Over our fondest wishes and most eloquent argument, the voters of Austin have voted to defeat Proposition 1, which would have overturned an Austin ordinance that regulates the ridesharing companies Uber and Lyft. These regulations are so onerous that Uber and Lyft threatened to leave Austin if Proposition 1 did not pass. Both firms have now announced that they will in fact stop doing business inside the Austin city limits starting tomorrow morning. (This is personally annoying in a very specific way, insofar as your Editor’s travel plans for the coming week, involving complex logistics with his daughter, depended on Uber. Sad!)
The opponents of Proposition 1, which included the flower and chivalry of the city’s Democratic establishment – the politicians, media, liberal activist groups, and so forth – made the election about “corporate greed,” and if you did not believe that they argued it was about safety, and finally they claimed that Uber and Lyft would not leave town anyway.
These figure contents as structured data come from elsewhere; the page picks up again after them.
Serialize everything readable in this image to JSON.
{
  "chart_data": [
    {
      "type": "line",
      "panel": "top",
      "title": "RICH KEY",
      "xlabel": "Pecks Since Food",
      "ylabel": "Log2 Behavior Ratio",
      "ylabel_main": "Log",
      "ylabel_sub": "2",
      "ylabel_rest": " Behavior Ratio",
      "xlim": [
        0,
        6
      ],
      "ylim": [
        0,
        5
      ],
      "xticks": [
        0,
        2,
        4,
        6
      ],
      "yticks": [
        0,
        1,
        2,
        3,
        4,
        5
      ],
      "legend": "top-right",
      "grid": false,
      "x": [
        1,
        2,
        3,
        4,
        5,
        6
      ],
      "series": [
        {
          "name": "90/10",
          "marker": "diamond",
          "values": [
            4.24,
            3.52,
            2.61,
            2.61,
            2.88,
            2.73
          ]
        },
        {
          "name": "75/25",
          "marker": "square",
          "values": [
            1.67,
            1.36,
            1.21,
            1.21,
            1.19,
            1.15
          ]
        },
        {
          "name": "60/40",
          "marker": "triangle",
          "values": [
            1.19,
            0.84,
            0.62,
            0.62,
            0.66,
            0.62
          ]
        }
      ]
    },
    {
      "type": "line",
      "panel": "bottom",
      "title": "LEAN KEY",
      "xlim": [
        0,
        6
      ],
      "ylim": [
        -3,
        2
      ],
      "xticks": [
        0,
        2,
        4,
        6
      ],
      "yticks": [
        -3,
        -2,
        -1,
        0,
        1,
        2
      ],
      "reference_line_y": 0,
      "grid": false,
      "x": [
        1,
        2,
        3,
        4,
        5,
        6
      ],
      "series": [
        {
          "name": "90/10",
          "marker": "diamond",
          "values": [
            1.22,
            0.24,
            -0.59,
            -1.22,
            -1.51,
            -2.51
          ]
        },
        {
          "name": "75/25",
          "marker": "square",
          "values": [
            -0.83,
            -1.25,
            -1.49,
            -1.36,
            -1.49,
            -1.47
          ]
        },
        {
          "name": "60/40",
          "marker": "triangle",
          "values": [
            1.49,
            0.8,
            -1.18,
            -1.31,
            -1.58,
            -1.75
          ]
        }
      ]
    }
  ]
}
Regarding the last point, the same Luddites made much of Uber and Lyft spending more than $8 million campaigning for the referendum, which to your Editor and other economic thinkers amounted to virtual proof that Uber and Lyft indeed considered the city regulations to be an existential threat to their business model. Why would two money-losing companies waste that much coin on a lark?
In fact, the fight was really over political power. The city’s politicians by and large believe that one must not disrupt local monopolies, however poorly they perform, without seeking permission. Uber and Lyft offended this sensibility by taking the point of view, after reading the existing taxi law, that they did not need permission. We know this to be true, because “senior city officials” — household names in this town — told us as much in private conversations.
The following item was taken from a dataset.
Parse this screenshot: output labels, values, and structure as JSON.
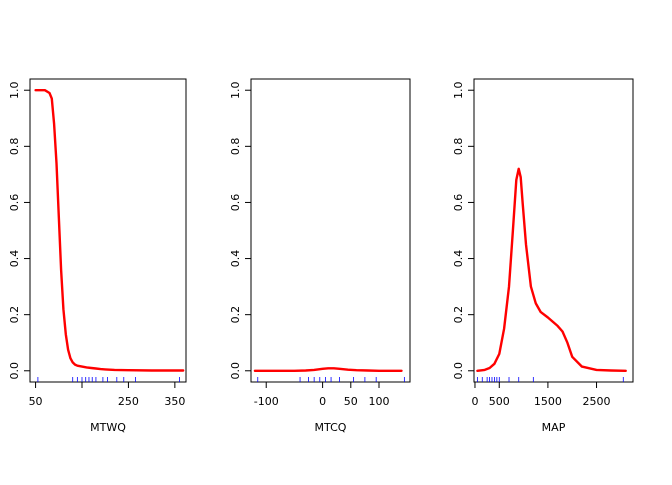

All of that being the case, why did the town’s Democratic establishment come out so strongly against Uber and Lyft (and why are they trying to push out Airbnb and HomeAway)? Because progressives hate the “share economy.” For more than 50 years progressives have been using employers as leverage to push social change, whether in opportunity, health care, or political speech, and they do not want to lose that lever. The share economy, which turns workers into capitalists — their cars and houses become working capital in the truest sense of the term — is anathema for progressives who believe that the purpose of government is to change the way people behave. Austin’s new city council is surprisingly extreme in this view, considering that the new economy has produced the tax base that enables Austin’s municipal profligacy, but cause and effect has never been very important to politicians of any party, at any time.
The battle is not over, either in Austin or in general. We suspect that the thousands of people who will come to Austin for next year’s session of the Texas legislature will be universally irritated that they cannot use Uber to get around. We would wager more than a plug nickel that the “lege” will extend the logic of last year’s ban on local fracking ordinances to ridesharing and perhaps to other local regulation of disruptive businesses.
More generally, ridesharing is here to stay, because its underlying logic is too powerful. Uber, which reduces traffic and the demands on scarce parking, enables carpooling among strangers, reduces drunk driving, and allows the livery business to respond quickly to hour-by-hour changes in demand, is such a quantum improvement over taxis that it will win eventually. After all, if Uber and Lyft had existed first, would anybody have said “let’s establish a fleet of yellow cars, give them a local monopoly, and impose fixed fares so there are chronic shortages when people need them most”?
Not in Bernie Sanders’ wildest dreams.